At the Open Source Summit North America, the Linux Foundation launched the Agent2Agent (A2A) Project, a new open initiative aimed at creating a standardized, interoperable ecosystem for AI agents. Backed by Amazon Web Services, Cisco, Google, Microsoft, Salesforce, SAP, and ServiceNow, the project will steward the A2A protocol—originally developed by Google—as an open standard for AI agent communication and coordination.
The A2A protocol allows AI agents from different vendors to securely discover each other’s capabilities, exchange information, and collaborate on complex tasks. More than 100 organizations now support the protocol, with AWS and Cisco joining as newly minted validators. The protocol and supporting SDKs and developer tools have been transferred to the Linux Foundation to ensure long-term neutrality and vendor-agnostic governance.
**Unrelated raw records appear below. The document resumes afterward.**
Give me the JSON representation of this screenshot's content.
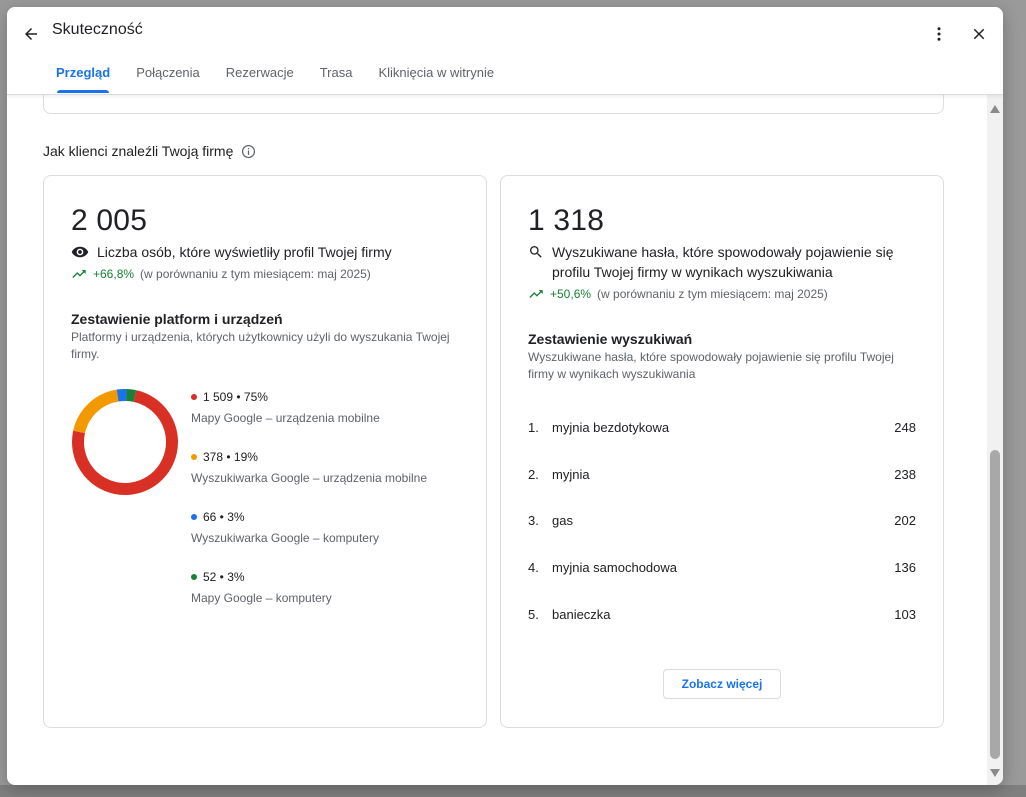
{
  "header": {
    "title": "Skuteczność"
  },
  "tabs": [
    {
      "label": "Przegląd",
      "active": true
    },
    {
      "label": "Połączenia",
      "active": false
    },
    {
      "label": "Rezerwacje",
      "active": false
    },
    {
      "label": "Trasa",
      "active": false
    },
    {
      "label": "Kliknięcia w witrynie",
      "active": false
    }
  ],
  "section": {
    "title": "Jak klienci znaleźli Twoją firmę"
  },
  "profile_views": {
    "total": "2 005",
    "label": "Liczba osób, które wyświetliły profil Twojej firmy",
    "change": "+66,8%",
    "comparison": "(w porównaniu z tym miesiącem: maj 2025)",
    "breakdown_title": "Zestawienie platform i urządzeń",
    "breakdown_desc": "Platformy i urządzenia, których użytkownicy użyli do wyszukania Twojej firmy.",
    "platforms": [
      {
        "value": "1 509 • 75%",
        "label": "Mapy Google – urządzenia mobilne",
        "color": "#d93025",
        "share": 75
      },
      {
        "value": "378 • 19%",
        "label": "Wyszukiwarka Google – urządzenia mobilne",
        "color": "#f29900",
        "share": 19
      },
      {
        "value": "66 • 3%",
        "label": "Wyszukiwarka Google – komputery",
        "color": "#1a73e8",
        "share": 3
      },
      {
        "value": "52 • 3%",
        "label": "Mapy Google – komputery",
        "color": "#188038",
        "share": 3
      }
    ]
  },
  "searches": {
    "total": "1 318",
    "label": "Wyszukiwane hasła, które spowodowały pojawienie się profilu Twojej firmy w wynikach wyszukiwania",
    "change": "+50,6%",
    "comparison": "(w porównaniu z tym miesiącem: maj 2025)",
    "breakdown_title": "Zestawienie wyszukiwań",
    "breakdown_desc": "Wyszukiwane hasła, które spowodowały pojawienie się profilu Twojej firmy w wynikach wyszukiwania",
    "terms": [
      {
        "rank": "1.",
        "term": "myjnia bezdotykowa",
        "count": "248"
      },
      {
        "rank": "2.",
        "term": "myjnia",
        "count": "238"
      },
      {
        "rank": "3.",
        "term": "gas",
        "count": "202"
      },
      {
        "rank": "4.",
        "term": "myjnia samochodowa",
        "count": "136"
      },
      {
        "rank": "5.",
        "term": "banieczka",
        "count": "103"
      }
    ],
    "more_label": "Zobacz więcej"
  },
  "colors": {
    "accent": "#1a73e8",
    "positive": "#188038"
  }
}
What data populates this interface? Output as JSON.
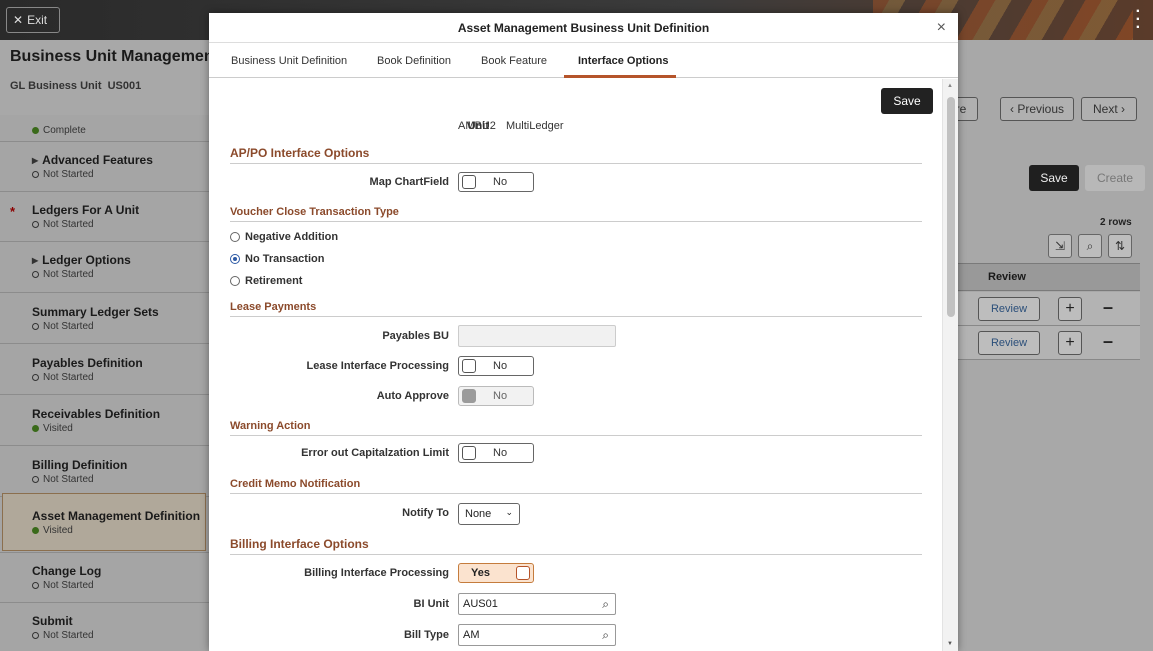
{
  "topbar": {
    "exit_label": "Exit",
    "exit_icon": "close-icon",
    "menu_icon": "kebab-icon"
  },
  "app": {
    "title": "Business Unit Management",
    "gl_unit_label": "GL Business Unit",
    "gl_unit_value": "US001",
    "partial_step_status": "Complete"
  },
  "steps": [
    {
      "title": "Advanced Features",
      "status": "Not Started",
      "expandable": true,
      "required": false
    },
    {
      "title": "Ledgers For A Unit",
      "status": "Not Started",
      "expandable": false,
      "required": true
    },
    {
      "title": "Ledger Options",
      "status": "Not Started",
      "expandable": true,
      "required": false
    },
    {
      "title": "Summary Ledger Sets",
      "status": "Not Started",
      "expandable": false,
      "required": false
    },
    {
      "title": "Payables Definition",
      "status": "Not Started",
      "expandable": false,
      "required": false
    },
    {
      "title": "Receivables Definition",
      "status": "Visited",
      "expandable": false,
      "required": false
    },
    {
      "title": "Billing Definition",
      "status": "Not Started",
      "expandable": false,
      "required": false
    },
    {
      "title": "Asset Management Definition",
      "status": "Visited",
      "expandable": false,
      "required": false
    },
    {
      "title": "Change Log",
      "status": "Not Started",
      "expandable": false,
      "required": false
    },
    {
      "title": "Submit",
      "status": "Not Started",
      "expandable": false,
      "required": false
    }
  ],
  "right_panel": {
    "partial_btn": "re",
    "previous_label": "Previous",
    "next_label": "Next",
    "save_label": "Save",
    "create_label": "Create",
    "rows_count": "2 rows",
    "grid_header": "Review",
    "rows": [
      {
        "review_label": "Review"
      },
      {
        "review_label": "Review"
      }
    ]
  },
  "modal": {
    "title": "Asset Management Business Unit Definition",
    "tabs": [
      "Business Unit Definition",
      "Book Definition",
      "Book Feature",
      "Interface Options"
    ],
    "active_tab": "Interface Options",
    "save_label": "Save",
    "unit_label": "Unit",
    "unit_value": "AMBU2",
    "unit_desc": "MultiLedger",
    "sections": {
      "appo": "AP/PO Interface Options",
      "voucher": "Voucher Close Transaction Type",
      "lease": "Lease Payments",
      "warning": "Warning Action",
      "credit": "Credit Memo Notification",
      "billing": "Billing Interface Options"
    },
    "map_chartfield": {
      "label": "Map ChartField",
      "value": "No"
    },
    "voucher_options": [
      {
        "label": "Negative Addition",
        "selected": false
      },
      {
        "label": "No Transaction",
        "selected": true
      },
      {
        "label": "Retirement",
        "selected": false
      }
    ],
    "payables_bu": {
      "label": "Payables BU",
      "value": ""
    },
    "lease_processing": {
      "label": "Lease Interface Processing",
      "value": "No"
    },
    "auto_approve": {
      "label": "Auto Approve",
      "value": "No"
    },
    "error_cap_limit": {
      "label": "Error out Capitalzation Limit",
      "value": "No"
    },
    "notify_to": {
      "label": "Notify To",
      "value": "None"
    },
    "billing_processing": {
      "label": "Billing Interface Processing",
      "value": "Yes"
    },
    "bi_unit": {
      "label": "BI Unit",
      "value": "AUS01"
    },
    "bill_type": {
      "label": "Bill Type",
      "value": "AM"
    }
  },
  "colors": {
    "accent": "#b5542a",
    "section_text": "#8b4a2b",
    "primary_button": "#222222"
  }
}
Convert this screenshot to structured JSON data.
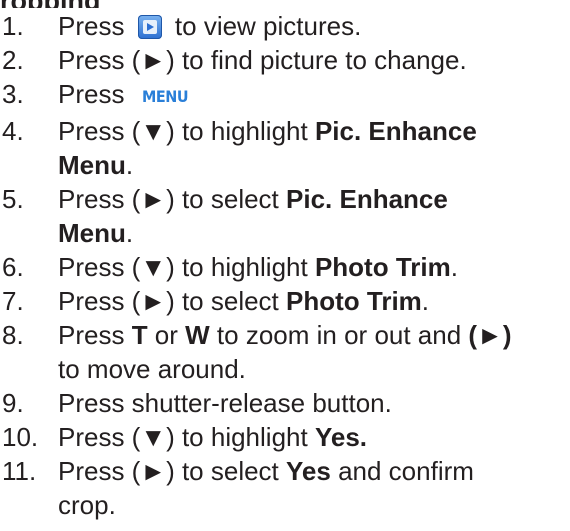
{
  "heading_fragment": "ropping",
  "icons": {
    "playback": "playback-button-icon",
    "menu_label": "MENU"
  },
  "steps": [
    {
      "num": "1.",
      "a": "Press ",
      "b": " to view pictures."
    },
    {
      "num": "2.",
      "text": "Press (►) to find picture to change."
    },
    {
      "num": "3.",
      "text": "Press "
    },
    {
      "num": "4.",
      "a": "Press (▼) to highlight ",
      "b": "Pic. Enhance",
      "c": "Menu",
      "d": "."
    },
    {
      "num": "5.",
      "a": "Press (►) to select ",
      "b": "Pic. Enhance",
      "c": "Menu",
      "d": "."
    },
    {
      "num": "6.",
      "a": "Press (▼) to highlight ",
      "b": "Photo Trim",
      "c": "."
    },
    {
      "num": "7.",
      "a": "Press (►) to select ",
      "b": "Photo Trim",
      "c": "."
    },
    {
      "num": "8.",
      "a": "Press ",
      "b": "T",
      "c": " or ",
      "d": "W",
      "e": " to zoom in or out and ",
      "f": "(►)",
      "g": "to move around."
    },
    {
      "num": "9.",
      "text": "Press shutter-release button."
    },
    {
      "num": "10.",
      "a": "Press (▼) to highlight ",
      "b": "Yes."
    },
    {
      "num": "11.",
      "a": "Press (►) to select ",
      "b": "Yes",
      "c": " and confirm",
      "d": "crop."
    }
  ]
}
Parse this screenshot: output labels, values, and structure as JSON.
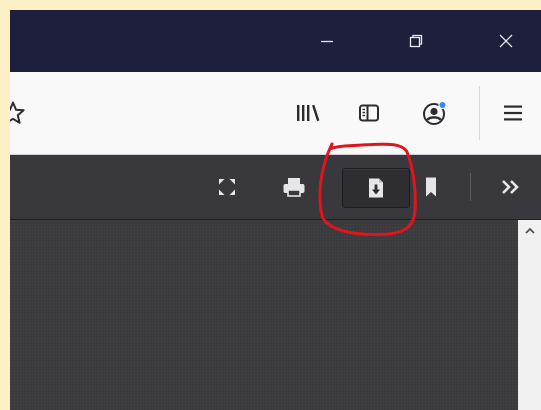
{
  "window": {
    "controls": {
      "minimize_icon": "minimize-icon",
      "restore_icon": "restore-icon",
      "close_icon": "close-icon"
    }
  },
  "nav_toolbar": {
    "bookmark_star_icon": "star-icon",
    "library_icon": "library-icon",
    "sidebar_icon": "sidebar-icon",
    "account_icon": "account-icon",
    "menu_icon": "hamburger-menu-icon"
  },
  "pdf_toolbar": {
    "presentation_icon": "presentation-mode-icon",
    "print_icon": "print-icon",
    "download_icon": "download-icon",
    "bookmark_icon": "bookmark-icon",
    "tools_icon": "double-chevron-icon"
  },
  "colors": {
    "titlebar": "#1e1f3d",
    "nav_bg": "#f9f9fa",
    "pdf_toolbar_bg": "#38383d",
    "viewer_bg": "#3a3a3c",
    "annotation": "#e0151b",
    "account_badge": "#2b8cf0",
    "page_border": "#fdefc6"
  }
}
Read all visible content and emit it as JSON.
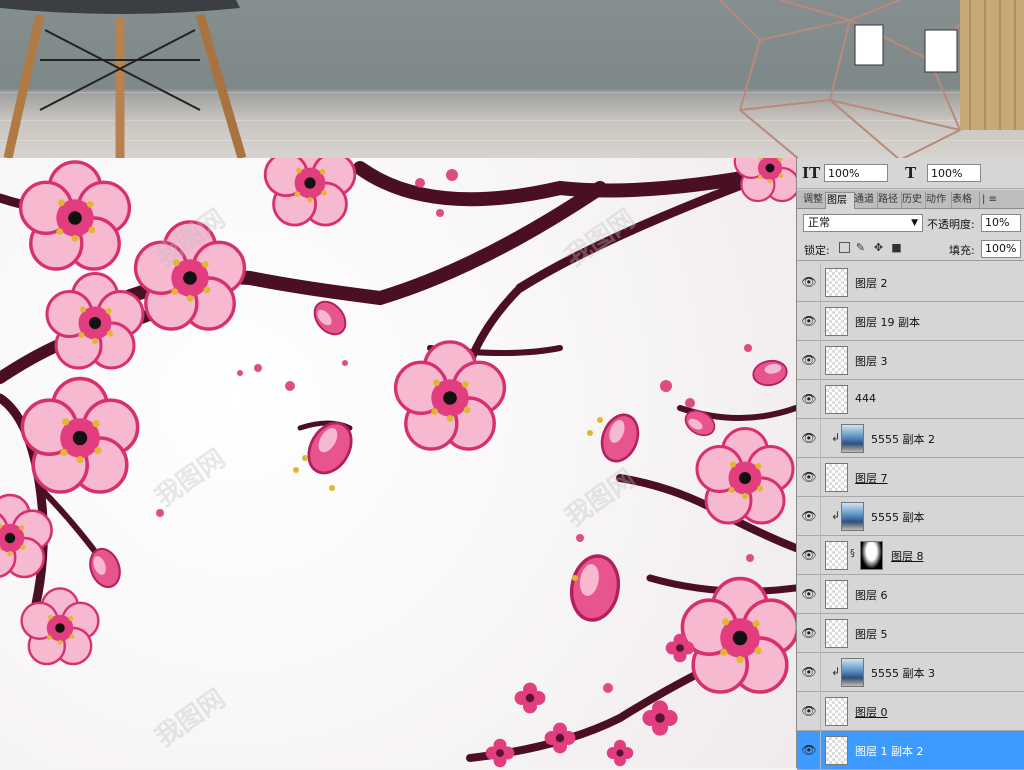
{
  "panel": {
    "vertical_scale": "100%",
    "horizontal_scale": "100%",
    "tabs": [
      "调整",
      "图层",
      "通道",
      "路径",
      "历史",
      "动作",
      "表格"
    ],
    "active_tab": "图层",
    "blend_mode": "正常",
    "opacity_label": "不透明度:",
    "opacity_value": "10%",
    "lock_label": "锁定:",
    "fill_label": "填充:",
    "fill_value": "100%",
    "layers": [
      {
        "name": "图层 2",
        "thumb": "transparent",
        "visible": true
      },
      {
        "name": "图层 19 副本",
        "thumb": "transparent",
        "visible": true
      },
      {
        "name": "图层 3",
        "thumb": "transparent",
        "visible": true
      },
      {
        "name": "444",
        "thumb": "transparent",
        "visible": true
      },
      {
        "name": "5555 副本 2",
        "thumb": "photo",
        "visible": true,
        "clipped": true
      },
      {
        "name": "图层 7",
        "thumb": "transparent",
        "visible": true,
        "underline": true
      },
      {
        "name": "5555 副本",
        "thumb": "photo",
        "visible": true,
        "clipped": true
      },
      {
        "name": "图层 8",
        "thumb": "transparent",
        "visible": true,
        "mask": true,
        "underline": true
      },
      {
        "name": "图层 6",
        "thumb": "transparent",
        "visible": true
      },
      {
        "name": "图层 5",
        "thumb": "transparent",
        "visible": true
      },
      {
        "name": "5555 副本 3",
        "thumb": "photo",
        "visible": true,
        "clipped": true
      },
      {
        "name": "图层 0",
        "thumb": "transparent",
        "visible": true,
        "underline": true
      },
      {
        "name": "图层 1 副本 2",
        "thumb": "transparent",
        "visible": true,
        "selected": true
      }
    ]
  },
  "colors": {
    "selected_layer": "#3d9aff",
    "branch": "#4a0f22",
    "blossom_dark": "#e23d7f",
    "blossom_light": "#f6b9cf"
  },
  "icons": {
    "vertical_scale": "vertical-scale-icon",
    "horizontal_scale": "horizontal-scale-icon",
    "visibility": "eye-icon",
    "lock_transparent": "lock-transparent-icon",
    "lock_paint": "brush-icon",
    "lock_move": "move-icon",
    "lock_all": "lock-icon"
  }
}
Founding members cited the A2A protocol as critical to unlocking scalable, cross-platform AI applications in enterprise and cloud environments. Cisco, Microsoft, Salesforce, SAP, and ServiceNow confirmed plans to integrate the standard into their respective platforms. The initiative’s key priorities include advancing the A2A specification, fostering an open development community, maintaining neutral governance, and accelerating secure innovation in the AI agent landscape.
• Linux Foundation to host Agent2Agent as an open, community-driven AI protocol
• Founding members: AWS, Cisco, Google, Microsoft, Salesforce, SAP, ServiceNow
• A2A enables cross-vendor discovery, secure collaboration, and complex task execution
• Cisco to integrate A2A into AGNTCY open source agent stack; Microsoft to back enterprise-grade standards
“We are happy to be the new home of the Agent2Agent Protocol project,” said Jim Zemlin, Executive Director of the Linux Foundation. “By joining the Linux Foundation, A2A is ensuring the long-term neutrality, collaboration and governance that will unlock the next era of agent-to-agent powered productivity.”